17 of 18 people found the following review helpful
5.0 out of 5 stars Never judge a book by its cover, September 25, 2008
This review is from: The Spirit of the Place (Hardcover)
The Spirit of the Place makes two books in a row that have reminded me why I should never judge a book by its cover. The cover of this book left me thinking 'meh' but the novel itself knocked my socks off.

Shem's prose is mesmerizing and beautiful. This is a book to be savored. The plot steadily unfolds versus rushing forth. And yet, it held my attention from start to finish.

The most outstanding aspect of this novel, for me, was the emotional depth that Shem conveyed in his characters. Especially in Orville and Miranda, but also in secondary characters such as the old town physician Bill Starbuck, Miranda's sweet six year-old son Cray and Orville's passionate, impulsive pre-teen niece Amy. Even characters who made brief appearances, such as the flighty, ethereal Celestina Polo, and Starbuck's dutiful wife Babette were vivid to the reader through Orville's narration.

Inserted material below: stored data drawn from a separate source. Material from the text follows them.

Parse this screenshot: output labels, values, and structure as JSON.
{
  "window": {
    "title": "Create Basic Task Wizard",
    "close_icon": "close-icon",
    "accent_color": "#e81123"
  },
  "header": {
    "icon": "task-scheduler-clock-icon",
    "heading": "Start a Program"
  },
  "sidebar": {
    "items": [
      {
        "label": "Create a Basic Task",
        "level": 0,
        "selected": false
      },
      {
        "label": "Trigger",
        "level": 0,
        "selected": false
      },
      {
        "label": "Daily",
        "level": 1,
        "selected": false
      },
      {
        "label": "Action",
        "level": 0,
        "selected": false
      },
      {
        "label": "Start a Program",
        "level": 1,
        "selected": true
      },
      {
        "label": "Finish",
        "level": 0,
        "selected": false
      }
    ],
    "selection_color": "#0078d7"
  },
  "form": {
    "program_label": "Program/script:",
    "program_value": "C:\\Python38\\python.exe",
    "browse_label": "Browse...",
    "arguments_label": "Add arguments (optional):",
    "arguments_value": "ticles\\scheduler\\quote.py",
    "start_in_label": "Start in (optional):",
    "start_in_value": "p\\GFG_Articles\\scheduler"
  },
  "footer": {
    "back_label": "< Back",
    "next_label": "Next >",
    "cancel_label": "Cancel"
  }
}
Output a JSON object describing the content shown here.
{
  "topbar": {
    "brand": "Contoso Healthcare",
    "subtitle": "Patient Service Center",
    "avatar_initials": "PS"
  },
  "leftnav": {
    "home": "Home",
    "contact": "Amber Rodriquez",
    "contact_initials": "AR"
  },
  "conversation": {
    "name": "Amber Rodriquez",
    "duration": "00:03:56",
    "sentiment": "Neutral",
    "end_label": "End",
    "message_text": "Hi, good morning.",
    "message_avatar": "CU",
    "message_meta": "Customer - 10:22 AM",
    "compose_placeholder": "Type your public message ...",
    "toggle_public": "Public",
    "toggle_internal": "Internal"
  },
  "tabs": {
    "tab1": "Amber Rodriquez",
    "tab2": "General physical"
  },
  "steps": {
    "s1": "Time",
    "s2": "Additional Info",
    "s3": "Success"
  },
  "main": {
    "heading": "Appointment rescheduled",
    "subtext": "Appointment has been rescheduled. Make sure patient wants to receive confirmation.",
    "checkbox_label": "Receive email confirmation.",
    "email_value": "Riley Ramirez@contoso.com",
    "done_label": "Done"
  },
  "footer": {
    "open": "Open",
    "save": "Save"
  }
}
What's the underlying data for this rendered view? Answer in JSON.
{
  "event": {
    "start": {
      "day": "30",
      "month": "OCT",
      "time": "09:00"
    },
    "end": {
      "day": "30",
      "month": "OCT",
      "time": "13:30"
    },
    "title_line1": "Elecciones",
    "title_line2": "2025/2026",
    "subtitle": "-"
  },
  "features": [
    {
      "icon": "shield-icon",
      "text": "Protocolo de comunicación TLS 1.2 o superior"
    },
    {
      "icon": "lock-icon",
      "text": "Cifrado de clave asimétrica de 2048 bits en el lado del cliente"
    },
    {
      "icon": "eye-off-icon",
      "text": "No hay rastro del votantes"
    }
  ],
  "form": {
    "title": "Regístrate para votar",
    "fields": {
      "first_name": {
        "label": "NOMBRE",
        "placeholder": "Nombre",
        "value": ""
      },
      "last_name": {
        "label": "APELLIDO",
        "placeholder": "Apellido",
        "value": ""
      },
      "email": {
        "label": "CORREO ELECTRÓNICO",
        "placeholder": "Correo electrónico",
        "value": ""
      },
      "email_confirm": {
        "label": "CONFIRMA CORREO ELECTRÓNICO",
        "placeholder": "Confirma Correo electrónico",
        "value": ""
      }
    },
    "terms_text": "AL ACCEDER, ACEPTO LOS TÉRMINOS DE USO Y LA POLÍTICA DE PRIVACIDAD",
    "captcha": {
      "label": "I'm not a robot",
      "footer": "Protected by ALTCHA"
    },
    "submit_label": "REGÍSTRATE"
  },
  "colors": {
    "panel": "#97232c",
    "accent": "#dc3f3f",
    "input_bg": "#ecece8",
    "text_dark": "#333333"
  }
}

Orville was a man full of turmoil. His love life. His career. His relationship with his deceased mother. All his life he ran away instead of staying. Because of the terms of his mother's will, he is forced to stay. In Columbia, that is.

The town of Columbia is a character in and of itself. A town so unbelievably self-destructive that it borders on hilarious. Orville stayed under duress. Thanks to his mother's will, he stood to gain almost a million dollars by staying for at least one year and thirteen months. Could he learn to love, or at least accept his hometown. Would he?

Then there was his relationships with women. I wouldn't say I didn't like Celestina Polo, but I thought she was wrong for Orville. Miranda, on the other hand, I not only adored but completely sympathized with. It was difficult to watch Miranda and Orville's relationship deteriorate. Their fears, their emotions seemed so incredibly real. It was what most of us have felt at one time when we wanted something so badly, but were so afraid we couldn't have it that our fears became a sort of self-fulfilling prophesy.

Finally, there was Orville's relationship with his mother, Selma. Selma cared enough about her son to leave a boxful of letters to be sent to her son at specified times after her death. Yet, the letters were often harsh and critical and full of unforgiveness and grudges held by a mother against her only son.

Orville's struggle to come to terms with Selma, Miranda, and the sad little town of Columbia - and they are all intertwined - is the driving force of this story. There are several interesting subplots artfully woven in, such as the fight to save an historic Columbian hotel, Orville's relationship with the man who tormented and bullied him as a child, and Cray, Miranda's son who falls for Orville in much the same was his mother does: tentative love mixed with self-protective fear.

Shem's fascinating account of Orville's cathartic one year and thirteen days in Columbia is a perfect example of how a return to our hometown can force us to face the past.